La mirada del señor Carnes era interrogante. Después asintió con la cabeza.
—Yo tampoco. Es un inocente de Dios. Una especie de san Francisco erudito. Seré muy franco contigo, Oscar. Lo mereces. Te has encontrado con un asunto delicado y lo has manejado con ternura y tacto. Yo creo que es posible que en su juventud el señor Sayre amara al doctor Ames con un amor más fuerte que el que los hombres sienten normalmente por los otros hombres. Y aun así, nunca tanto como para haberlo tocado. Quizá nunca quisiese hacerlo siquiera. Algunas personas llaman a eso sublimación. Eso no es malo. Por aquí, algunas mujeres decentes y cabales deciden vivir juntas, a menudo para siempre. A tales uniones se las llama «matrimonios bostonianos». El señor Sayre ha elegido vivir cerca del director. La señora Ames le trata como a un hermano, y los niños de Ames le llaman tío Philemon. Pero es absolutamente correcto que te preocupe lo que puedan comentar las lenguas maliciosas de un hombre que siente algo parecido por otro hombre. Por eso resulta vital proteger al señor Sayre de sus relatos acerca de sus entusiasmos. Si alguna vez se enterara de que hemos tenido esta conversación, su viejo corazón se le rompería.
—¿Qué hará usted entonces, señor?
—Le enseñaré estas páginas al señor Ames. No te preocupes. No se mencionará tu nombre. El director, que a pesar de su profunda fe es un hombre de mundo, sabrá qué hacer. Sospecho que, sencillamente, le preguntará al señor Sayre si le deja leer el manuscrito que todo el mundo sabe que está escribiendo. Una vez que haya leído el escrito, el doctor Ames actuará en beneficio de todos. Y del señor Sayre también.
—¿No será demasiado severo con él?
—El doctor Ames nunca actúa como un director con sus amigos. Puede ser extraordinariamente amable.
Y de hecho, yo mismo pude ser testigo de esa faceta del director solamente una semana más tarde, cuando apareció sin anunciarse y con una amplia sonrisa durante mi siguiente sesión con el señor Sayre.
—No me disculpo, mi querido Philemon, por interrumpirte en el trabajo con tu joven amanuense.

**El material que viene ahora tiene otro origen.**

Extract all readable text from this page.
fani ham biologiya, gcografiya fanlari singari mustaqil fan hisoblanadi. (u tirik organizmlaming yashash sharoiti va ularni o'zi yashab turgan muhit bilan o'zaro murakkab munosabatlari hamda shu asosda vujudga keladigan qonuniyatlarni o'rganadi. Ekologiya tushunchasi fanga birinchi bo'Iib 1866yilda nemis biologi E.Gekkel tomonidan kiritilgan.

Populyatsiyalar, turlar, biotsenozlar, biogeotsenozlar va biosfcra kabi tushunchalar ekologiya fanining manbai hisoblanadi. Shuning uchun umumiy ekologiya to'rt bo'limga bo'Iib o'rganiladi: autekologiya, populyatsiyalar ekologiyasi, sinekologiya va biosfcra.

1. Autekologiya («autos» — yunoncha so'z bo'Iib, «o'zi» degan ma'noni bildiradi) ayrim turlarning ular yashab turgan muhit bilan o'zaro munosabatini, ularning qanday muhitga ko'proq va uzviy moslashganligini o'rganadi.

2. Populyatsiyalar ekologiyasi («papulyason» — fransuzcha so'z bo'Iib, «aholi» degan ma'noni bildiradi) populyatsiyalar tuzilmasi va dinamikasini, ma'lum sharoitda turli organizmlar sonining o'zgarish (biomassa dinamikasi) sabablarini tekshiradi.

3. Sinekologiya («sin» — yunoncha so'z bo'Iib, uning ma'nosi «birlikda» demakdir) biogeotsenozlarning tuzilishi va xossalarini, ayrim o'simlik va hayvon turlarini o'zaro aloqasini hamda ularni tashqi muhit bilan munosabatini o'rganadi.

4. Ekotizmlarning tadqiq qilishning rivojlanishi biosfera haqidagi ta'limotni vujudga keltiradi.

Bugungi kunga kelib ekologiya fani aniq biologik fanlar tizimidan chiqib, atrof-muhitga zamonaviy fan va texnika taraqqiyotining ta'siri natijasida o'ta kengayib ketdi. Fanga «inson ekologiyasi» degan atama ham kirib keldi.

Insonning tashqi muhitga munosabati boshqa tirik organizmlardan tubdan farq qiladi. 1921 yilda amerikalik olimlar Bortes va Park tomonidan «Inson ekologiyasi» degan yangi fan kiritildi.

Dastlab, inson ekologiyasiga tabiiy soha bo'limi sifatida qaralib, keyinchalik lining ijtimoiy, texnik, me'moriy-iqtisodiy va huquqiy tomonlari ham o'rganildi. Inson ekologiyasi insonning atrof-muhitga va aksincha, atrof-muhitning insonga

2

Al contrario, vengo a presentar una queja. Es la comidilla de la ciudad que estás escribiendo un libro acerca de la fundación del colegio. Y ¿puedo preguntarte por qué no has buscado consejo en tu amigo más antiguo y cofundador? ¿No sé nada de estos temas? ¿O es que no tengo nada que ver con estos temas?
—¡Alcott, mi querido compañero, por supuesto, claro que sí! ¿De qué trata mi libro sino de ti y de tus maravillosos sueños? ¿Cómo iba a ser de otra manera? —Recuperándose de la sorpresa de la repentina intrusión del amigo, el señor Sayre se puso de pie algo inseguro y dio unos cuantos pasos para abrazarlo—. Mi única duda para dejarte el borrador era que sabía que podían no gustarte mis quejas acerca de algunos de tus últimos programas. Pero eso sólo es una nimiedad. Claro que vamos a compartir todo lo que he escrito hasta ahora. Fairfax te dará ahora todo lo que ha pasado a máquina. ¡Tú estás excusado hoy, Oscar, pero vuelve la semana próxima y verás cómo el director ha mejorado mi humilde comienzo!
Pero cuando volví el miércoles siguiente, fue para encontrar a un autor bastante distraído. Mascullaba cosas de un modo que yo no podía entender. Estaba enredado con todos los utensilios de su mesa y evitaba mi mirada. Poco a poco, comencé a darme cuenta de que estaba despidiendo a su ayudante. Al parecer, el doctor Ames le había dado algunas ideas estupendas sobre las que tendría que pensar y, por ahora al menos, no necesitaría ayuda editorial o mecanográfica. Pero quería, por supuesto, que supiese que había sido de una gran utilidad para él y que apreciaba enormemente todo lo que había hecho. Y se explayó durante un buen rato. Yo estaba seguro de que no me llamaría nunca más.